We finished modularizing the iOS Vrbo code base in early 2020, and our revamped UI testing approach now takes advantage of it. UI tests that verify cross module interactions or hit live endpoints still live in our app layer (the top level project), but now each experience module (lower level projects) supports the ability to write UI tests against its demo. Many UI tests can be written against these isolated experiences, and doing so drastically reduces compile time:

  • On average, clean building the app layer’s UITests scheme takes 544s vs 170s for a module’s UI test scheme. This is 69% faster clean build times when UI testing within a module.
  • On average, building the app layer’s UITests scheme takes 67s vs 25s for a module’s UI test scheme. This is 63% faster build times when UI testing within a module.

Third Party UI Testing Frameworks

There are 3rd party UI testing frameworks like EarlGrey and KIF that swizzle Apple code and leverage undocumented APIs to increase UI testing speed. We do not use any of these frameworks currently, and I hesitate to do so. We will monitor our UI testing performance and potentially spike these solutions in the future, but our current implementation is built directly on top of Apple’s XCTest APIs, giving us the maximum amount of flexibility and control, without coupling us to an external dependency.

Writing SOLID UI Tests

Writing good UI testing code is hardly different from writing good software in general: Learn from the past, follow SOLID principles, and read Robert Martin’s Clean Code. I’m sure not all software engineers agree with me on that approach, but it’s my go-to! That said, let's look at exactly what we did to establish better software patterns for UI testing this time around:

  • UITesting - a framework that houses reusable UI testing code that can be shared between our various projects: the app, experience modules, and lower level UI frameworks.
  • UITest - a base class that exposes common features and convenience properties to all UI test classes while also abstracting away common setup code necessary to launch and tear down the app between test runs.
  • Protocols - built out for each module to house reusable functions for interacting with the UI within that module (like the login(emailAddress:password:) function shown above in example code). UI test classes can conform to these protocols to gain the ability to verify user flows within those areas of the app without being exposed to functionality in other areas of the app where they have no interest.
  • UITestTimeout - a struct that defines timeout durations for testing different code paths.
  • Mock JSON files - for stubbing network requests with Swifter.
  • CoreAccessibility - a low-level, micro-framework that houses all accessibility identifiers so they can be shared between our various projects.
  • UITestRunner - a protocol that extends its own interface to define common UI testing behaviors necessary for our AppDelegate classes in the app and experience module demos to run UI tests.
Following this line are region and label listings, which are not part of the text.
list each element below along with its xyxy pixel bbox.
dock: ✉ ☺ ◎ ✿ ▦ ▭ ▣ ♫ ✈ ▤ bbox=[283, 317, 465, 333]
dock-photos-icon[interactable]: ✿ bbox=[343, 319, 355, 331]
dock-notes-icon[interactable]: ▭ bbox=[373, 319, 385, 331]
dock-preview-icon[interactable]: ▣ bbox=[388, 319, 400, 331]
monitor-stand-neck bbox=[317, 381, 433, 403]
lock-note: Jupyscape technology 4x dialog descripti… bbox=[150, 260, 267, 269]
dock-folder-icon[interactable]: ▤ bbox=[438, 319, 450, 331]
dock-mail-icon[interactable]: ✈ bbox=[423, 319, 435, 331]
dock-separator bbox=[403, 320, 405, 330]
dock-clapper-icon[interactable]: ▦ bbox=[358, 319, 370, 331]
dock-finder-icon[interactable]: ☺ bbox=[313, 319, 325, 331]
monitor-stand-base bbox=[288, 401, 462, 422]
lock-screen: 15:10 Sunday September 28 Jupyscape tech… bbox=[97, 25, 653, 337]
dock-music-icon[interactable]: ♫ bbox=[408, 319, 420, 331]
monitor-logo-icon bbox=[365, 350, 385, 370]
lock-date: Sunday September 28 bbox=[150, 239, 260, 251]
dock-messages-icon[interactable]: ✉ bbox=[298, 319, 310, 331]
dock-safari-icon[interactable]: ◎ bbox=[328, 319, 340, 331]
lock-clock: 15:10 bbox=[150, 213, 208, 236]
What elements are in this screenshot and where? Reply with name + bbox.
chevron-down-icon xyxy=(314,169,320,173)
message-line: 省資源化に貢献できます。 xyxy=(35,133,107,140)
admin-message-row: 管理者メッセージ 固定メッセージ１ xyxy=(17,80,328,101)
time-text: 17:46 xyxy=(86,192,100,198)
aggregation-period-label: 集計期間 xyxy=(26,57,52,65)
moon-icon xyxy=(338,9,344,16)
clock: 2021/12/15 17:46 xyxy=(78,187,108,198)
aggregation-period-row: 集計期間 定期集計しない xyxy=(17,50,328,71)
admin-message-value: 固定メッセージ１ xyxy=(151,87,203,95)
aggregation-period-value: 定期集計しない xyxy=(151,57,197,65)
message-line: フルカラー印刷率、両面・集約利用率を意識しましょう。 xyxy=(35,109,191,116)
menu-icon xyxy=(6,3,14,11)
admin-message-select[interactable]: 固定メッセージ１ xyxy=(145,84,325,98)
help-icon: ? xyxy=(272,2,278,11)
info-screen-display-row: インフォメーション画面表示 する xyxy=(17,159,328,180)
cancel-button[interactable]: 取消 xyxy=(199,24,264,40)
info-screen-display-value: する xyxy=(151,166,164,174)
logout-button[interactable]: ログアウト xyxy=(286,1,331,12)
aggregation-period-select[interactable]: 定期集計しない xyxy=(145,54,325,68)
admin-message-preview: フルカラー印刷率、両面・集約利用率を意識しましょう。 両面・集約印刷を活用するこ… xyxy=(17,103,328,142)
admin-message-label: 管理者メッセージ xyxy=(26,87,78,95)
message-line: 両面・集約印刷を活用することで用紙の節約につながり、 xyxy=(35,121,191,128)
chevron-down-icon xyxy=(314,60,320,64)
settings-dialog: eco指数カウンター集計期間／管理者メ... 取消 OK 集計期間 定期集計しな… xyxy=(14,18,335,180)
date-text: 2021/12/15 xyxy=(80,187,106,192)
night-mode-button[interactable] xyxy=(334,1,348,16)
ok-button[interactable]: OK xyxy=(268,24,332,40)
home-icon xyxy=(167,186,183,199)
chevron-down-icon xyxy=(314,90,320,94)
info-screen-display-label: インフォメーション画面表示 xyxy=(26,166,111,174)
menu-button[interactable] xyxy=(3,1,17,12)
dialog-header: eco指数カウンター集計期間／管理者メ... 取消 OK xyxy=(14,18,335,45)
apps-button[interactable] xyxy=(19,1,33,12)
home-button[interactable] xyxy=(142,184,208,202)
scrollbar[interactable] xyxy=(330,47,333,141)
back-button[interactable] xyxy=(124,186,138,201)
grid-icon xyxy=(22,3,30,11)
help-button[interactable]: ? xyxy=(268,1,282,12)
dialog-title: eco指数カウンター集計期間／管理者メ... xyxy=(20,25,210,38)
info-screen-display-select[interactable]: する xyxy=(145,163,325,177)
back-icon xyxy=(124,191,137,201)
All of the new code mentioned above is fully documented. The UITesting framework has 96% code coverage. Every helper function within the UITesting protocols wraps their code within a runActivity(named:block:) call to improve readability on console and test logs. These newly established patterns not only allow us to easily write and share UI testing code between the app and experience modules, but also facilitate writing small, readable UI tests.

Conclusion

Only time will tell how well we’ve improved iOS UI testing at Vrbo, but the initial results are promising. We still need to implement a retry solution, and parallelize our UI tests, but those become easy follow up items now that we have a better foundation for UI testing in place. Internally, we’ve updated documentation and recorded a Tech Talk to better educate our contributors on best practices when UI testing. There may be new pain points that arise as we enter a new age of UI testing at Vrbo, after all there’s always room for improvement, but that’s why we listen and iterate.